METHODS AND RESULTS:
Cells were initially treated with different concentrations of Chelidonine for 48 h and the median lethal dose (LD50) value was selected by 3-(4,5-dimethylthiazol-2-yl)-2,5-diphenyltetrazolium bromide assay. Morphological analysis of nuclear condensation and DNA damage and fragmentation were measured by 4',6-diamidino-2-phenylindole staining and comet assay. Further, reactive oxygen species (ROS) generation, cell cycle arrest and change in mitochondrial membrane potential were also examined and analyzed by flow cytometry. Evaluation of interaction of drug with CT DNA was investigated by circular dichroism (CD) spectral analysis to find any possible drug-CT DNA interaction. The mRNA and protein expressions of major signal proteins like p38, p53, protein kinase B (AKT), phosphatidylinositol 3-kinases (PI3K), Janus kinase 3 (JAK3), signal transducer and activator of transcription 3 (STAT3) and E6 and E7 oncoproteins as well as the pro-apoptotic genes and antiapoptotic genes were also estimated by reverse transcriptase-polymerase chain reaction and Western blotting. Based on LD(50) value (30 μg/mL) of Chelidonine, three doses were selected, namely, 22.5 μg/mL (D1), 30.0 μg/mL (D2) and 37.5 μg/mL (D3).

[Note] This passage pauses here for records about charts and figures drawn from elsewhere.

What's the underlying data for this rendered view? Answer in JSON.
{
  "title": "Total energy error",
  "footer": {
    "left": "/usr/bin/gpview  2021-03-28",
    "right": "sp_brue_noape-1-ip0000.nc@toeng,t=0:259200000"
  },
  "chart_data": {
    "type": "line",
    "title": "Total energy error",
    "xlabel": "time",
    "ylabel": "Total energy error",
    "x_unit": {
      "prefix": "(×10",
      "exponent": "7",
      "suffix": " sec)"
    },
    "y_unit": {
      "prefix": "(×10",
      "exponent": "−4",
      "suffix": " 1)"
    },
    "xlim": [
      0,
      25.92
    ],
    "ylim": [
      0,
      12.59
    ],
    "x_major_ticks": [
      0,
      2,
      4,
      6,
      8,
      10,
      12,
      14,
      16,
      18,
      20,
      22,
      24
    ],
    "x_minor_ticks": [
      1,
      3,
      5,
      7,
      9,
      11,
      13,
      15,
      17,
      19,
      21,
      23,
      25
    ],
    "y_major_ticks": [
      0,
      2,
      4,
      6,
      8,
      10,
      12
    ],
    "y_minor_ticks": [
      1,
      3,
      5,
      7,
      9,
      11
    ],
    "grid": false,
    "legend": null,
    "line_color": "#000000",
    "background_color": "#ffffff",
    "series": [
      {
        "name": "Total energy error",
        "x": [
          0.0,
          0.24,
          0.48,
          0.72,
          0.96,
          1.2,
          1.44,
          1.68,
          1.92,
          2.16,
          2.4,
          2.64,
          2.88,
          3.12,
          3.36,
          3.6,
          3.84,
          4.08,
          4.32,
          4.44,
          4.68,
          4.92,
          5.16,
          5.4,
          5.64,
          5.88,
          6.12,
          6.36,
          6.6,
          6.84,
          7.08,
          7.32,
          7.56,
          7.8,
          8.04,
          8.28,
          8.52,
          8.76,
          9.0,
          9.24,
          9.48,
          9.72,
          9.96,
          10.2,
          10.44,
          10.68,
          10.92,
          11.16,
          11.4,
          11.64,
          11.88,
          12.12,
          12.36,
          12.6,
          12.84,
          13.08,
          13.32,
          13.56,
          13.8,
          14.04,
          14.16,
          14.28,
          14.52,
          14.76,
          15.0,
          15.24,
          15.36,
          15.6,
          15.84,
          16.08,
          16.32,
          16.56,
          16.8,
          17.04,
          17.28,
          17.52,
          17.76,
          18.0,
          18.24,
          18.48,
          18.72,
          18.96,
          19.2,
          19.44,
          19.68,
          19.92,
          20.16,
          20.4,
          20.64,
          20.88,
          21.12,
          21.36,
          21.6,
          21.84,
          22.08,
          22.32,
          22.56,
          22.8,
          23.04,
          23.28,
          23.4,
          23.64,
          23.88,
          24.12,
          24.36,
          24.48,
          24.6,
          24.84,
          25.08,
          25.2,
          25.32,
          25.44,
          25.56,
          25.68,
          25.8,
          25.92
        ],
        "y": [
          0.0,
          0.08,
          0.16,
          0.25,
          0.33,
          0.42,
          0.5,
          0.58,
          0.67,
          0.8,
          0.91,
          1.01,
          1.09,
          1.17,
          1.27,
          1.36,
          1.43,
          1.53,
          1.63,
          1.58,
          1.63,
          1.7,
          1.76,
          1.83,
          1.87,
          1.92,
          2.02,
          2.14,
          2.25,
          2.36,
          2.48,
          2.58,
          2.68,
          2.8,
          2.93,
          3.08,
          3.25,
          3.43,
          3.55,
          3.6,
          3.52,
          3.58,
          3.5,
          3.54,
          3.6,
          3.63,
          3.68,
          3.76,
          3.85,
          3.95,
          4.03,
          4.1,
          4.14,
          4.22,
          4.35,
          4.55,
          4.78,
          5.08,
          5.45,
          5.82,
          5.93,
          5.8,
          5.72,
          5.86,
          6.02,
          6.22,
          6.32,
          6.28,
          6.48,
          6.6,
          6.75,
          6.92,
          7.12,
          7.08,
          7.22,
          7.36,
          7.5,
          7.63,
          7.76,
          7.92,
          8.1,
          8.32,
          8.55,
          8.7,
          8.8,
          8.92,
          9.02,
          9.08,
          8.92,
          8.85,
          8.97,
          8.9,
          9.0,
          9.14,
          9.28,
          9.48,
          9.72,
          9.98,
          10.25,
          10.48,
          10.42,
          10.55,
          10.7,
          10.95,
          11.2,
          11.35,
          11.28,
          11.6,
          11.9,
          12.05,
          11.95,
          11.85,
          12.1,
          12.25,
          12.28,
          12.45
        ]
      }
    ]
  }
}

Results showed that Chelidonine inhibited proliferation and induced apoptosis in HeLa cells through generation of ROS, cell cycle arrest at sub-G1 and G0/G1 stage, change in mitochondrial membrane potential and fragmentation of DNA. Results of CD spectra showed effective interaction between Chelidonine and calf thymus DNA. Studies of signalling pathway revealed that Chelidonine could efficiently induce apoptosis through up-regulation of expressions of p38, p53 and other pro-apoptotic genes and down-regulation of expressions of AKT, PI3K, JAK3, STAT3, E6, E7 and other antiapoptotic genes.
CONCLUSIONS:
Chelidonine isolated from Chelidonium majus efficiently induced apoptosis in HeLa cells through possible alteration of p38-p53 and AKT/PI3 kinase signalling pathways.